If you’re interested to see how local entrepreneurs have used support sites to bring the business community together, have a gander at this article on driving local sales.
#2 Embrace virtual
This is about doing the next best thing. About being there, even when you’re not there.
Where virtual sermons transformed sofas into pews, estate agents globally have taken to virtual to bring your next home into your existing one. Virtual tours are nothing new and yet perhaps just timely, as people become accustomed to a new way of doing things.
Virtual house tours and 3D walkthroughs have all but seen the end of open houses, at least for the time being, and with no sign of this move being detrimental. Quite the opposite in fact, as the technology supports an unexpected backdrop of record property prices and new home sales. A trend observed on both sides of the Atlantic.
Our very own Nettl studios across the globe have continued to offer virtual meetings throughout the last year. Even when physical stores were forced to stay closed, you could arrange a video chat or call back online.
Adam Whitehouse, studio manager at Nettl of Birmingham in the UK, is happy to vouch for the importance of virtual meetings.
“You can’t underestimate the human factor when working with a business on their marketing or website. Being able to have honest face to face meetings, albeit virtually, has been so important when it comes to maintaining that chemistry.
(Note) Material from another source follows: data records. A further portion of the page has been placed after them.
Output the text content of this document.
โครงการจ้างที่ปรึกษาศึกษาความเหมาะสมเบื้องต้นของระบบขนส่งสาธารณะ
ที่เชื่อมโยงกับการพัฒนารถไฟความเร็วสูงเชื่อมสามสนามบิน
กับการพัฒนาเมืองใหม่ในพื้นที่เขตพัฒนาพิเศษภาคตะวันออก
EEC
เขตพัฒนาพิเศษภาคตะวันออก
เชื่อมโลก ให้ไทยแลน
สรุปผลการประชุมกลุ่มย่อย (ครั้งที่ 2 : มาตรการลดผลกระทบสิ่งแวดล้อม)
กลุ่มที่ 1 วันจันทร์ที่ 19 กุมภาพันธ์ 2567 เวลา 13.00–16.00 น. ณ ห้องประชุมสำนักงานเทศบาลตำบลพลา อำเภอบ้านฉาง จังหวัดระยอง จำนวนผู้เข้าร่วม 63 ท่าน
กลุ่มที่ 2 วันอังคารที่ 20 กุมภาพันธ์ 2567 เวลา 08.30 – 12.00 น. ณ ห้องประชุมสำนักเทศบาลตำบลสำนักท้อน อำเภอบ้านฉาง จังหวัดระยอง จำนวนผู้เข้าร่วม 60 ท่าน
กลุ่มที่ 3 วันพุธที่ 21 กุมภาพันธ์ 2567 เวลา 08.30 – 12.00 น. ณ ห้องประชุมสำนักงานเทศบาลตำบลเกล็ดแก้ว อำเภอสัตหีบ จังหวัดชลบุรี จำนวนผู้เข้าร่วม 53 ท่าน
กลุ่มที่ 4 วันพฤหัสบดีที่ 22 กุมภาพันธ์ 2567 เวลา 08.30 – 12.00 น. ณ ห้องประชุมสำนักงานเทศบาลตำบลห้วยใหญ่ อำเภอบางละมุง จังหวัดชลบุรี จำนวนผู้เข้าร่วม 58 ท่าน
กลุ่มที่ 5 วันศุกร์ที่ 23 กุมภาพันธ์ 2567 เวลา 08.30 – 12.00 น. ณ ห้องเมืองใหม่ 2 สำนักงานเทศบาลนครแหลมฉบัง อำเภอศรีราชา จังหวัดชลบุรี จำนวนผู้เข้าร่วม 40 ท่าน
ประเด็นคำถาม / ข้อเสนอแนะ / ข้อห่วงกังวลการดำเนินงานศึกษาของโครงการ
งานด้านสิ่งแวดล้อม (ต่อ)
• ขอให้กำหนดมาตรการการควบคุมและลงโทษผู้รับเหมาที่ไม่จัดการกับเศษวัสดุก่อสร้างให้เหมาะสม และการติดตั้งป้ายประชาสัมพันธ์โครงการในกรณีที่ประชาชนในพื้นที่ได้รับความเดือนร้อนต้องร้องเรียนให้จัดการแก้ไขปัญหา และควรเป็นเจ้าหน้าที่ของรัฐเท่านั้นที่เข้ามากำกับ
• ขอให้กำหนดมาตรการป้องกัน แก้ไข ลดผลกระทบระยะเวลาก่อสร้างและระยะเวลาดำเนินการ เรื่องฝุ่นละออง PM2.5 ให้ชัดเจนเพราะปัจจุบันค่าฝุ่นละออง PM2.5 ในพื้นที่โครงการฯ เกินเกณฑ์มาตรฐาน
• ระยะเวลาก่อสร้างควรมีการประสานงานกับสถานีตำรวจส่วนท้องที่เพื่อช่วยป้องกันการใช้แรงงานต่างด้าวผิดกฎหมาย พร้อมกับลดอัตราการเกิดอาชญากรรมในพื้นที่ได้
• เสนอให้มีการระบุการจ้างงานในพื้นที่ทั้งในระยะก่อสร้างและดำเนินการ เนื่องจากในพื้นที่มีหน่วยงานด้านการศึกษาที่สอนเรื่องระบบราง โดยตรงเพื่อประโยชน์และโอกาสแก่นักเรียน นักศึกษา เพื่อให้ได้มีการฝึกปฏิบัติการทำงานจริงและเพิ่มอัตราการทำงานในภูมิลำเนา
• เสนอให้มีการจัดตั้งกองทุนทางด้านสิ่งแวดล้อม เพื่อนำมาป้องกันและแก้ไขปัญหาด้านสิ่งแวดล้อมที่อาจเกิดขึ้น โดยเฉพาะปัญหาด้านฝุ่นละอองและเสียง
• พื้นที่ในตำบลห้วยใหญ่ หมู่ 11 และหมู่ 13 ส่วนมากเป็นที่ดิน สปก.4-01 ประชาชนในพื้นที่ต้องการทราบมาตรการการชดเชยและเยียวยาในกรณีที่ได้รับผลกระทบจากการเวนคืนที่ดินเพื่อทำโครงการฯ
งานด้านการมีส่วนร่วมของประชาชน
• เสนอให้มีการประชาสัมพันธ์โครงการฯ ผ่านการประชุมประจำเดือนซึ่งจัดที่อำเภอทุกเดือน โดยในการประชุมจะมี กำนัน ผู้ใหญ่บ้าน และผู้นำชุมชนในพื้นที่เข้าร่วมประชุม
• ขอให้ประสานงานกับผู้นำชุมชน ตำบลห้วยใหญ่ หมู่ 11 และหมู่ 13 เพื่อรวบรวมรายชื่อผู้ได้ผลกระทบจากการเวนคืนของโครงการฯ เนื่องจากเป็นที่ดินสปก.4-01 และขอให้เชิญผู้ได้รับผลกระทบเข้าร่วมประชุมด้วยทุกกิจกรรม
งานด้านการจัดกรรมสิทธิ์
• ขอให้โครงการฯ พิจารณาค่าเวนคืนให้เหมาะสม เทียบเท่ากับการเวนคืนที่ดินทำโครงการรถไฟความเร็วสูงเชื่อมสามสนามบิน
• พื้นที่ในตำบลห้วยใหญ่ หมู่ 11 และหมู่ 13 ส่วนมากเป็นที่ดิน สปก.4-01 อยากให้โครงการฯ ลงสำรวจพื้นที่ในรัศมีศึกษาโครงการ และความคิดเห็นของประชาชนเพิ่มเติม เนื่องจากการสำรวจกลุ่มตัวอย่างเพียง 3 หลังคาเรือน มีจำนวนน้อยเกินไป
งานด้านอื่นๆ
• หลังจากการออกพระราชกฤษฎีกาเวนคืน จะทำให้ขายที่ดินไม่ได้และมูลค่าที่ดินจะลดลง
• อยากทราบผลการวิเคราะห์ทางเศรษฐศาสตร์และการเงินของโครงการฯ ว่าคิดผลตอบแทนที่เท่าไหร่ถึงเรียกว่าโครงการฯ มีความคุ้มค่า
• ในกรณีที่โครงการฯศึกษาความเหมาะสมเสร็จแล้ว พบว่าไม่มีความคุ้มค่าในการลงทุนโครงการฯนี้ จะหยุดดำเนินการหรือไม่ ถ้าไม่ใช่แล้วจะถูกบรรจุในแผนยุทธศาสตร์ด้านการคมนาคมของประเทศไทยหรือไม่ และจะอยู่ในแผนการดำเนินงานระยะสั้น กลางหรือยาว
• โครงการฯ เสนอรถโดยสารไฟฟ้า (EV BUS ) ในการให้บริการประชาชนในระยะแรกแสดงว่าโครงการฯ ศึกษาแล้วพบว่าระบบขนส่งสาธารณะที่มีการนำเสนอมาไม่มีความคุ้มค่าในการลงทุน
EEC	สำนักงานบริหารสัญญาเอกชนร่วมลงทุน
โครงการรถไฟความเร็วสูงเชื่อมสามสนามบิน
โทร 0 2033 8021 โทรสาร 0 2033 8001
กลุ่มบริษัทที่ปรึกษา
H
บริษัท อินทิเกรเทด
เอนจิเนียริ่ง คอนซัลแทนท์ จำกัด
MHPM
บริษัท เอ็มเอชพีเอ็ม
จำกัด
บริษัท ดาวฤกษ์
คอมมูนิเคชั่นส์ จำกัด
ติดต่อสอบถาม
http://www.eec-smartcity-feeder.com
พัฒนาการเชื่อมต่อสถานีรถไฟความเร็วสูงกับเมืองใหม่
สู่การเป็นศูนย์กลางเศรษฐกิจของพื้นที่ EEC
Of course, we look forward to meeting again in person, over a coffee. But the convenience factor of virtual makes me think it’s an option that’s here to stay.”
But Adam believes just because you’re working from home doesn’t mean you shouldn’t look the business. “We make the most of our fabric backdrops, lanyards and fashion-fit workwear to add some professional whoosh to our Zooms”.
#3 Embrace e-commerce
No one will ever buy shoes online.
Or at least they didn’t, until Nick Swinmurn, founder of Zappos, believed they would. Free delivery, free returns, unparalleled customer service and 12 years later the Amazon acquisition boast annual revenues of over $2 billion.
So how do you feel about buying a car? Do you enjoy perusing the forecourts? Trying the seats for size? The free coffee, a test drive? (Even if you do have to put up with the ever-so-attentive sales assistant). Let’s face it, once you’re driving the thing around you’re sold, right? Hmm, maybe the thought of the sales process is enough to put some people off, but how can anyone resist that new car smell?
If you can buy shoes online, and cars online, you can sell your thing online too. Not just ‘can sell’. Must sell.
The relentless march online has been underway for years. £3 of every £10 is now spent online. 50% more than before the pandemic. Ecommerce was already growing substantially. The pandemic simply accelerated things. New online shoppers were forced to try it. And they liked it. Once habits form, behaviour changes forever. It seems certain more sales will happen online. And not just consumers. Because behind every B2B transaction is a human.
And even if you don’t sell products, you should be offering online bookings. Webinars, demos, or free trials. All smoothly transacted online. The successful churches we mentioned earlier all signed up to enable online donations. E-commerce isn’t just essential, it’s a post-pandemic survival skill.
A bonus 4th – Embrace adaptability
Overall, embrace adaptability. Creativity. Persistence.
Where there’s a will there’s a way. While there’s demand, a route exists to make it happen. And if demand has dwindled, then new opportunities will arise.